A programação de “We Come Undone” traz elementos de drum ´n´bass, teclados suaves e envolventes que são constantemente abordados por sons eletrônicos que se aproximam a ruídos.
Uma abertura no melhor estilo “industrial” é deixa para “Radiologue”. Programação rítmica mecânica que cede a vez para uma melodia que recorda brevemente “Goodbye Blue Sky”, do Pink Floyd. A fusão guitarra mais teclados ganha intensidade gradual, direcionada ao heavy metal. Uma composiçãoo excelente, exercício de precisão e criatividade.
Sons tênues, agudos e metálicos servem como introdução para “Be the Hero”, os teclados criam climas leves que se alternam com riffs de guitarra agressivos e velozes. Os solos trazem influências do King Crimson. O refrão, por sua vez, revela o lado mais acessível da música.
“Microburst Alert” traz tensão do começo ao fim. A programação eletrônica sistemática sugere um alarme, com mostra o título, e uma voz distante que simula uma conversa radiofônica, diz: “Stop! Stop!”. A urgência que Jim Matheos acrescenta em sua guitarra é pretexto para um encerramento repentino.

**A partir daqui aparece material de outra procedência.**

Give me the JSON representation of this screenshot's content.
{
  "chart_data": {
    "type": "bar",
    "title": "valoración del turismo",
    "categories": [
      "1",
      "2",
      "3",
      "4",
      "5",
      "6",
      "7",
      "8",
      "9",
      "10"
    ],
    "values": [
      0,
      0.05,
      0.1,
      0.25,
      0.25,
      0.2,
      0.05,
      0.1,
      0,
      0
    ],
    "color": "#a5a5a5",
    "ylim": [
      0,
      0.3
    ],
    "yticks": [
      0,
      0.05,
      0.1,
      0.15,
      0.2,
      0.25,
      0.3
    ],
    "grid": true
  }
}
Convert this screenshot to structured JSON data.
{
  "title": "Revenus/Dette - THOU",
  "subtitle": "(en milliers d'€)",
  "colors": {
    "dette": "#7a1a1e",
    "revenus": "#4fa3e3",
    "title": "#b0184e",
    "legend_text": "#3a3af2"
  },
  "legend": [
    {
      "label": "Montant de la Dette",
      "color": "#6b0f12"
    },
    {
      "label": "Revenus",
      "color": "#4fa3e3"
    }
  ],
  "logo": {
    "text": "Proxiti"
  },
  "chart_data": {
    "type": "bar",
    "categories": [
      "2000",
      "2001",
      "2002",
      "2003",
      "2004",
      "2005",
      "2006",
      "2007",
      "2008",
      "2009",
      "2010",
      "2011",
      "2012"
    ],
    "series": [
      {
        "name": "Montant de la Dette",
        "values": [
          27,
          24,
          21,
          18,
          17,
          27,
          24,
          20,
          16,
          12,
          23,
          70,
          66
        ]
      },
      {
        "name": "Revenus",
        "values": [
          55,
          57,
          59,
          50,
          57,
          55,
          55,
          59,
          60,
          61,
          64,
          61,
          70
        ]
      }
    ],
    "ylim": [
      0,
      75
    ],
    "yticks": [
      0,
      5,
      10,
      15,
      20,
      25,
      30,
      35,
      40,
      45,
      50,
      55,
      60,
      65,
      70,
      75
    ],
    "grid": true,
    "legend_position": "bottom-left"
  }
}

Em “Stockholm”, Mikael Ökerfeldt, do Opeth, comparece nos vocais. A música não deixa esquecer que Kevin Moore foi o compositor de “Space Dye Vest” de Awake (1994), do Dream Theater. Os sintetizadores estão voltados para a criação de ambiência e o som é soturno, denso.
A faixa-título segue o andamento do tema,”blood”: o ritmo é pulsante como o som das batidas do coração, o sangue que corre nas veias. Tudo isto impulsionado pela energia de Gavin Harrison. Seria a trilha ideal para uma série de TV estilo Arquivo X.

Jim Matheos e Kevin Moore (Divulgação)
Existe uma edição especial que traz um CD extra com três faixas. “No Celebrations” é o momento que mais recorda Moore na era Dream Theater, seus teclados com toques de “Caught in a Web” (de Awake). O vocal de Tim Bowness está perfeito e a melodia tem alguma semelhança com o tema do filme Missão Impossível.
“Christian Brothers” é um tributo ao falecido músico Elliot Smith (1969-2003), homenagem mais do que justa, recriada no estilo OSI. E “Terminal (Endless)”, a versão estendida da faixa do primeiro CD, vale a pena ouvir os dez minutos e aguardar algumas surpresas.
Experiência curiosa ouvir Blood. Por um lado, inovação pura e experimentalismo. Por outro, uma vertente acessível capaz de conquistar aficionados de várias tendências musicais: heavy metal, progressivo, techno, experimental.
Ótimo para conhecer música de última geração sem a necessidade de definir rótulos e estilos sonoros.